The fourth area of concern relates to the employee's privacy rights when using e-mail at work for personal purposes. Many employees believe that such use of e-mail during working hours is a personal matter without any consequences. This is a misconception. There have been cases where using an employer's e-mail system for personal communication, or, including inappropriate language and jokes in e-mail messages, have resulted in disciplinary action by employers and even termination of employment. A case on point involved two employees of Nissan Motor Corporation 4 who were given written warnings for violating a company policy prohibiting the use of the company's computer system for personal use. These employees had used Nissan's e-mail system to send non-business related messages containing inappropriate jokes and language.

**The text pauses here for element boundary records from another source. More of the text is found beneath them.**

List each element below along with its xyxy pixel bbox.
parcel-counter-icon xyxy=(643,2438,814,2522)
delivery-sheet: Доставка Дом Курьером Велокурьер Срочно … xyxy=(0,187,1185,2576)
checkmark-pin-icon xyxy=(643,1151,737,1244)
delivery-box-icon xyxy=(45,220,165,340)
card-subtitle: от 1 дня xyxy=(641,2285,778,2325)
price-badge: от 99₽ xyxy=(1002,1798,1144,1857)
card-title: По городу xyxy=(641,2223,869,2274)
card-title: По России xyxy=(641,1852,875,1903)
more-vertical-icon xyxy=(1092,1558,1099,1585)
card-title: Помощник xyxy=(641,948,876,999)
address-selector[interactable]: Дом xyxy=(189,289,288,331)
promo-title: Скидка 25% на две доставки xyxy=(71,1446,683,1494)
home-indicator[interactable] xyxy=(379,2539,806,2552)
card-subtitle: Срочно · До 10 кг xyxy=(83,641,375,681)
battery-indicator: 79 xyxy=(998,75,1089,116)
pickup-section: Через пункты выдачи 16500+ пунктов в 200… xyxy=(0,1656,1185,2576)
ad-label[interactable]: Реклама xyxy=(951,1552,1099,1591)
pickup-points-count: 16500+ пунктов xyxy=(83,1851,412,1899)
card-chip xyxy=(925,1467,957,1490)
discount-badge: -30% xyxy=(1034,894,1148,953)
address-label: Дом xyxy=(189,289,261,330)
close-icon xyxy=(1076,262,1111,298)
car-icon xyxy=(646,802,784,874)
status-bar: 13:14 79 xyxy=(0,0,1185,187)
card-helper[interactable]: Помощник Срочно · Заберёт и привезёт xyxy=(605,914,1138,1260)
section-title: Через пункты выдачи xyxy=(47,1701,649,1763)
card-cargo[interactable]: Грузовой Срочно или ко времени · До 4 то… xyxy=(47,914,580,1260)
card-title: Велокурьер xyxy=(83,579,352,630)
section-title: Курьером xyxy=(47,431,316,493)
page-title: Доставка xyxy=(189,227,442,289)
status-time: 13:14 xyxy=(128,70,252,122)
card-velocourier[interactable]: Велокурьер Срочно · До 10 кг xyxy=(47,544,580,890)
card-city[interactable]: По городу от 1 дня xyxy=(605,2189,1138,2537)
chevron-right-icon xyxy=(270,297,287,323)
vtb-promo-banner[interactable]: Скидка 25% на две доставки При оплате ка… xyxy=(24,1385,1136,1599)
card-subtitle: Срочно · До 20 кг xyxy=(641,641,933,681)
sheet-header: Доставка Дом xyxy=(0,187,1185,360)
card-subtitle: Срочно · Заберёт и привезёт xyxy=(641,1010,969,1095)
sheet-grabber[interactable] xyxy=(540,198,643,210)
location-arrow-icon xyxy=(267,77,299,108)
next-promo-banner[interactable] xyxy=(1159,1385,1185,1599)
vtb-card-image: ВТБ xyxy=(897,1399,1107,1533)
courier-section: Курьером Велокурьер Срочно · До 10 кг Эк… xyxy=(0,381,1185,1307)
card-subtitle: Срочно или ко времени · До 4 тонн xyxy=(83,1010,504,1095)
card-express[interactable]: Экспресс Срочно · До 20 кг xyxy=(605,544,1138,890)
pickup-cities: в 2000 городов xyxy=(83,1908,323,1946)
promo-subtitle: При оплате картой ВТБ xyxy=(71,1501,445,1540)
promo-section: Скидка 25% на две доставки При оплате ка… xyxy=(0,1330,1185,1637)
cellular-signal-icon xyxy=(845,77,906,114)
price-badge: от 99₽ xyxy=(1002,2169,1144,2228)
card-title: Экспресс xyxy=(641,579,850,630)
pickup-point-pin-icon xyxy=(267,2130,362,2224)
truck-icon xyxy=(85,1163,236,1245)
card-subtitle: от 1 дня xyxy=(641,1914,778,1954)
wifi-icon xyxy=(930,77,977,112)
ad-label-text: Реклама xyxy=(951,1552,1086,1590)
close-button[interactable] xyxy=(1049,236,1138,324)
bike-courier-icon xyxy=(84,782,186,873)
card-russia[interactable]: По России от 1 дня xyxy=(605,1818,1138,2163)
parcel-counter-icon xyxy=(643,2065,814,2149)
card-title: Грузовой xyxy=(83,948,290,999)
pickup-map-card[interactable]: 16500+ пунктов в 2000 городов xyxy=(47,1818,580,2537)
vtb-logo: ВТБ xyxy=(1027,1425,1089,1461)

After protesting against Nissan's conduct, one employee resigned and the other was later terminated. The employees involved then sued Nissan alleging invasion of privacy. The trial court dismissed the lawsuit and concluded that the employees had no reasonable expectation of privacy because they had signed the company's e-mail policy and were aware that the employer had access to the e-mail communications.

To protect the interests of the employees and the employer, employers should have written policies in place that clearly state their expectations and requirements related to the use of e-mail. Otherwise, if the expectations are not communicated to the employees, there is a risk that any disciplinary action taken by the employer for alleged inappropriate use of the e-mail system may be found unjustified in a subsequent wrongful dismissal case or grievance proceedings.


To limit the potential legal risks related to e-mail communications there are proactive risk management steps that can be implemented. Health care organizations should consider: educating staff about electronic data risks; developing policies related to privacy, confidentiality and use of e-communication; developing style guides for business communications; and conducting periodic audits. By taking these precautions the potential legal liability of the health care organization and its health care professionals will be decreased.


  1. Microsoft's e-mail on worldwide display, Maclean's, September 13,1999, 112(37), 39.
  2. Bill 40, Health Information Act, 3rd. sess., 24th Leg., Alberta, 1999, Cl. 59 (awaiting proclamation). 
  3. Gahtan, Alan M . Electronic Evidence, Toronto, Carswell,1999, 9.
  4. Bourke v. Nissan Motor Corp., No. YC003979 (Cal. Sup. Ct. 1991), aff'd Bourke v. Nissan Motor Corp., No. BO68705 (Cal. Ct. App.1993).

Note: This article has been reprinted with permission from Canadian Nurse, March 2001.

All articles appearing in this section are for information purposes only and should not be construed as legal advice. Readers should consult legal counsel for specific advice.


Clause 59 of Alberta's Health Information Act was repealed in 2003 (2003 c23 s3).